Sherrington showed that muscle excitation was inversely proportional to the excitation of an opposing group of muscles. Speaking of the excitation-inhibition relationship, Sherrington said "desistence from action may be as truly active as is the taking of action." Sherrington continued his work on reciprocal innervation during his years at Liverpool. Come 1913, Sherrington was able to say that "the process of excitation and inhibition may be viewed as polar opposites [...] the one is able to neutralize the other." Sherrington's work on reciprocal innervation was a notable contribution to the knowledge of the spinal cord.
Sherrington's philosophy as a teacher can be seen in his response to the question of what was the real function of Oxford University in the world.
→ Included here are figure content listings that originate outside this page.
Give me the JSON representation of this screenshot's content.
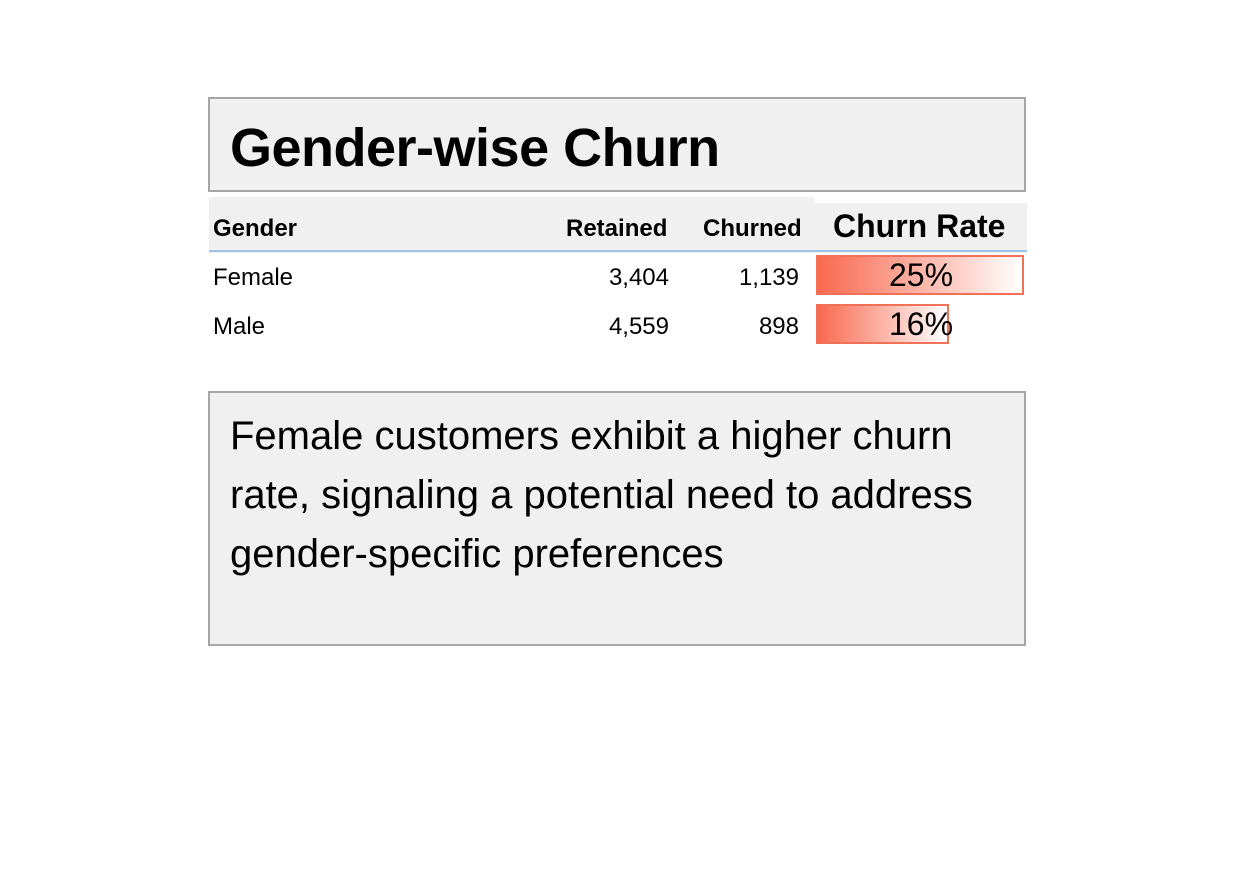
{
  "title": "Gender-wise Churn",
  "table": {
    "headers": {
      "gender": "Gender",
      "retained": "Retained",
      "churned": "Churned",
      "churn_rate": "Churn Rate"
    },
    "rows": [
      {
        "gender": "Female",
        "retained": "3,404",
        "churned": "1,139",
        "churn_rate": "25%",
        "rate_value": 0.25
      },
      {
        "gender": "Male",
        "retained": "4,559",
        "churned": "898",
        "churn_rate": "16%",
        "rate_value": 0.16
      }
    ],
    "bar_color_start": "#f8694f",
    "bar_color_end": "#ffffff",
    "bar_border_color": "#f07058"
  },
  "insight": "Female customers exhibit a higher churn rate, signaling a potential need to address gender-specific preferences"
}
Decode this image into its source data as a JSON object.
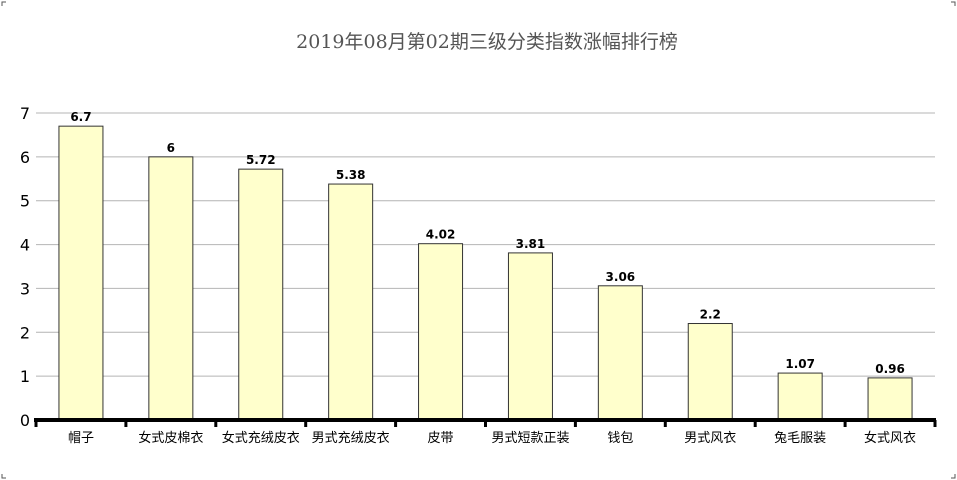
{
  "chart_data": {
    "type": "bar",
    "title": "2019年08月第02期三级分类指数涨幅排行榜",
    "categories": [
      "帽子",
      "女式皮棉衣",
      "女式充绒皮衣",
      "男式充绒皮衣",
      "皮带",
      "男式短款正装",
      "钱包",
      "男式风衣",
      "兔毛服装",
      "女式风衣"
    ],
    "values": [
      6.7,
      6,
      5.72,
      5.38,
      4.02,
      3.81,
      3.06,
      2.2,
      1.07,
      0.96
    ],
    "value_labels": [
      "6.7",
      "6",
      "5.72",
      "5.38",
      "4.02",
      "3.81",
      "3.06",
      "2.2",
      "1.07",
      "0.96"
    ],
    "yticks": [
      "0",
      "1",
      "2",
      "3",
      "4",
      "5",
      "6",
      "7"
    ],
    "ylim": [
      0,
      7
    ],
    "grid": true,
    "xlabel": "",
    "ylabel": "",
    "colors": {
      "bar_fill": "#ffffcc",
      "bar_stroke": "#333333",
      "grid": "#b4b4b4",
      "axis": "#000000",
      "title": "#555555"
    }
  }
}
Sherrington said:
"after some hundreds of years of experience we think that we have learned here in Oxford how
to teach what is known. But now with the undeniable upsurge of scientific research, we cannot
continue to rely on the mere fact that we have learned how to teach what is known. We must learn
to teach the best attitude to what is not yet known. This also may take centuries to acquire but we
cannot escape this new challenge, nor do we want to."
Sherrington's teachings at Oxford were interrupted by World War I. When the war started, it left his classes with only nine students. During the war, he laboured at a shell factory to support the war and to study fatigue in general, but specifically industrial fatigue. His weekday work hours were from 07:30 a.m to 08:30 p.m.; and 07:30 a.m. to 06:00 p.m. on the weekends.
It should also be noted that in March 1916, Sherrington fought for women to be able to be admitted to the medical school at Oxford.
Sherrington's mental faculties were crystal clear up to the time of his death, which was caused by a sudden heart failure and ended his life instantly. His bodily health, however, did suffer in old age. Rheumatoid arthritis was a major burden of his. Speaking of his condition, Sherrington said "old age isn't pleasant[,] one can't do things for oneself." The arthritis put Sherrington in a nursing home as late as 1951.
In personality, Sherrington was a joyous man. He will be remembered by close friends for his warmth of affection, his generosity of advice and time. Sherrington was a humble man. He enjoyed spending his time with students, where he acted as an equal, not as their superior.
At the time of his death Sherrington received honoris causa Doctors from twenty-two universities: Oxford, Paris, Manchester, Strasbourg, Louvain, Uppsala, Lyon, Budapest, Athens, London, Toronto, Harvard, Dublin, Edinburgh, Montreal, Liverpool, Brussels, Sheffield, Bern, Birmingham, Glasgow, and the University of Wales.